I have blogged about Ponzi schemes before and noted the similarities between illegal Ponzi schemes and the way national Insurance works in the UK. Back in October 2008 I blogged
"What interests me is that the UK is as a whole part of an enormous ponzi scheme. How else can you describe the public sector state pension scheme that operates in the UK? This scheme does not work by people paying their "stamps" into a fund, as many still believe, it works by paying current retirees out of current workers' contributions. As the numerical balance between retired and working changes over the next 10 years I expect to see more resistance to this method of funding, maybe that is what the stock of Tasers will be used to sort out.... "

A year earlier I had blogged when snap-election fever was at its height :
"The best the Conservatives can hope for is to leave Gordon Brown with a very small overall majority and so to limp on as a damaged Prime Minister for a few years as his Ponzi Scheme economy crashes around him, utterly destroying his reputation for competence. As I have blogged before, just like 1992, this is the General Election to lose."


In December I blogged about City Unslicker's scary remarks that:
"Mr Brown is still at large and it is feared the last part of his scheme may still be to come. Allegedly, Brown is unhappy that some money still remains outside of the scheme. He plans a final assault on the Pound Sterling. This paper currency has been in circulation for hundreds of years and is an unsuspecting victim of the Scheme. Interest rates will again be dropped, a 'run on the pound' will lead to hyper-inflation and the remaining money outside of The Scheme will have become worthless.

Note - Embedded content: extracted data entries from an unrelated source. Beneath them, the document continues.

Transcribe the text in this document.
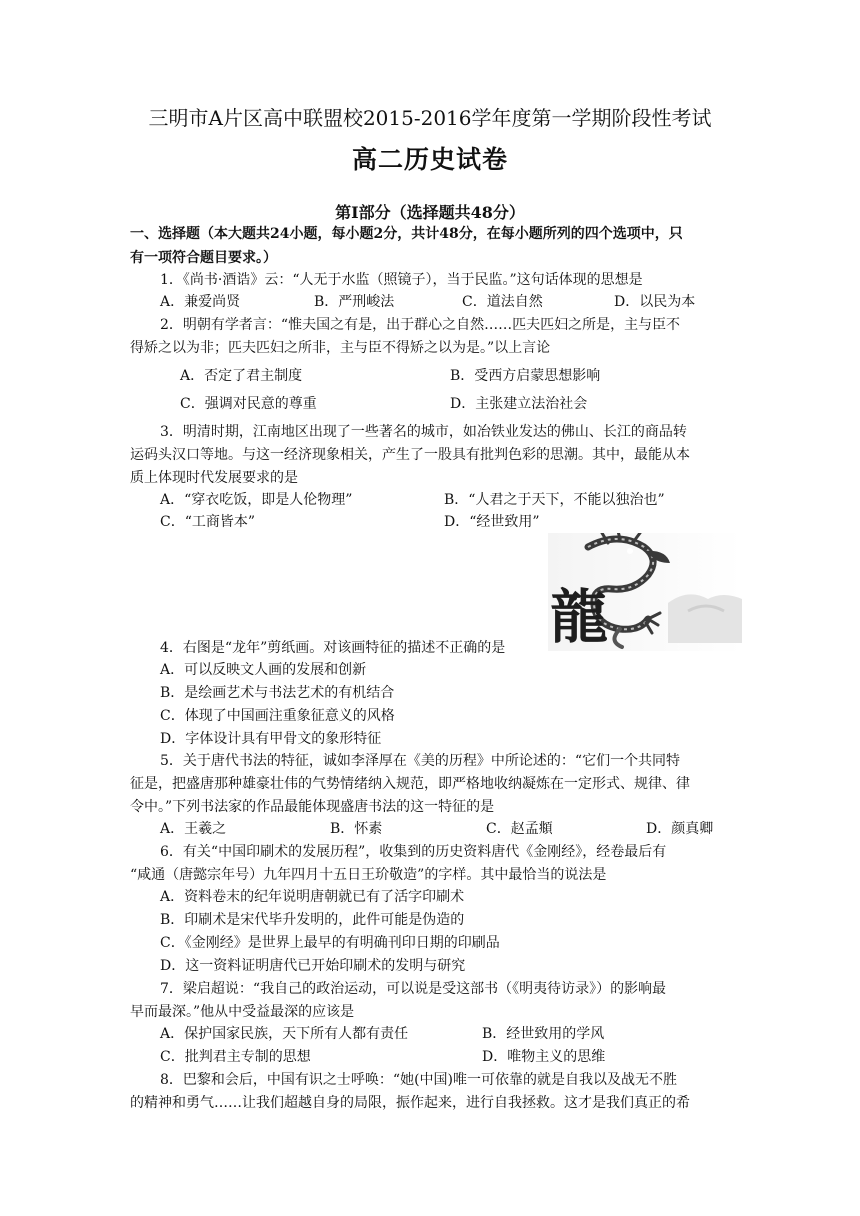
三明市A片区高中联盟校2015-2016学年度第一学期阶段性考试
高二历史试卷
第Ⅰ部分（选择题共48分）
一、选择题（本大题共24小题，每小题2分，共计48分，在每小题所列的四个选项中，只
有一项符合题目要求。）
1．《尚书·酒诰》云：“人无于水监（照镜子），当于民监。”这句话体现的思想是
A．兼爱尚贤	B．严刑峻法	C．道法自然	D．以民为本
2．明朝有学者言：“惟夫国之有是，出于群心之自然……匹夫匹妇之所是，主与臣不
得矫之以为非；匹夫匹妇之所非，主与臣不得矫之以为是。”以上言论
A．否定了君主制度	B．受西方启蒙思想影响
C．强调对民意的尊重	D．主张建立法治社会
3．明清时期，江南地区出现了一些著名的城市，如冶铁业发达的佛山、长江的商品转
运码头汉口等地。与这一经济现象相关，产生了一股具有批判色彩的思潮。其中，最能从本
质上体现时代发展要求的是
A．“穿衣吃饭，即是人伦物理”	B．“人君之于天下，不能以独治也”
C．“工商皆本”	D．“经世致用”
龍
4．右图是“龙年”剪纸画。对该画特征的描述不正确的是
A．可以反映文人画的发展和创新
B．是绘画艺术与书法艺术的有机结合
C．体现了中国画注重象征意义的风格
D．字体设计具有甲骨文的象形特征
5．关于唐代书法的特征，诚如李泽厚在《美的历程》中所论述的：“它们一个共同特
征是，把盛唐那种雄豪壮伟的气势情绪纳入规范，即严格地收纳凝炼在一定形式、规律、律
令中。”下列书法家的作品最能体现盛唐书法的这一特征的是
A．王羲之	B．怀素	C．赵孟頫	D．颜真卿
6．有关“中国印刷术的发展历程”，收集到的历史资料唐代《金刚经》，经卷最后有
“咸通（唐懿宗年号）九年四月十五日王玠敬造”的字样。其中最恰当的说法是
A．资料卷末的纪年说明唐朝就已有了活字印刷术
B．印刷术是宋代毕升发明的，此件可能是伪造的
C．《金刚经》是世界上最早的有明确刊印日期的印刷品
D．这一资料证明唐代已开始印刷术的发明与研究
7．梁启超说：“我自己的政治运动，可以说是受这部书（《明夷待访录》）的影响最
早而最深。”他从中受益最深的应该是
A．保护国家民族，天下所有人都有责任	B．经世致用的学风
C．批判君主专制的思想	D．唯物主义的思维
8．巴黎和会后，中国有识之士呼唤：“她(中国)唯一可依靠的就是自我以及战无不胜
的精神和勇气……让我们超越自身的局限，振作起来，进行自我拯救。这才是我们真正的希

Everything and everyone will be subservient to Mr Brown."


Anyone still willing to argue that Gordon Brown has no such plan, subconscious or otherwise?


Today I read in The Times that Dominic lawson has caught up with us:
"I’m sorry to ruin your weekend but I believe you are the victim of a gigantic financial fraud. This does not mean that you are a holder of one of Antigua-based Sir Allen Stanford’s certificates of deposit, which the US Securities and Exchange Commission alleges were sold on an entirely false prospectus. Nor am I referring to the victims of Bernard Madoff. The British public has been unaffected by that gargantuan Ponzi scheme, which was marketed almost entirely in North America. Yet here in the UK we have our own fraudulent scheme, on a scale dwarfing even Madoff’s operations - and it is run by the British government.

This racket is divided into two distinct operations: one is called the National Insurance scheme and the other is usually referred to as the public sector pension scheme. The National Insurance scheme has remarkable affinities with the Ponzi mechanism. That is to say, the participants seem on the surface to be investing money that will ultimately pay for their future (state) pension. In fact, however, you will not be receiving a return on your investment during 40 years of dutiful contributions while in employment. Instead you will get money - at the rate, currently, of a measly £90 a week - that is simply what the government is prepared to release out of the inflow from newer contributors to the scheme.

In two particular ways National Insurance corresponds to the classic elements of the Ponzi scheme: it involves, first, a transfer from new participants to older ones and, second, a deliberate obscuring of the true nature of the transaction. “Investors” are sent a record of their contributions, with the false implication that your future benefits are related to how much you have paid in taxes. In other words, like the Madoff scheme, it looks as though you are an investor, when in fact you are just a donor to earlier contributors. Unlike in the Madoff Ponzi, however, your “investments” are not solicited; they are compulsory. Or, to put it another way, this is a tax masquerading as an insurance scheme. "

Do read the rest of Dominic Lawson's article and wonder at how long it takes the "dead tree press" to catch up with the "blogosphere".

1 comment:

defender said...

That is a very informative article, I had wondered about it but had not come to an understanding as to how it worked. I do now, thanks to you.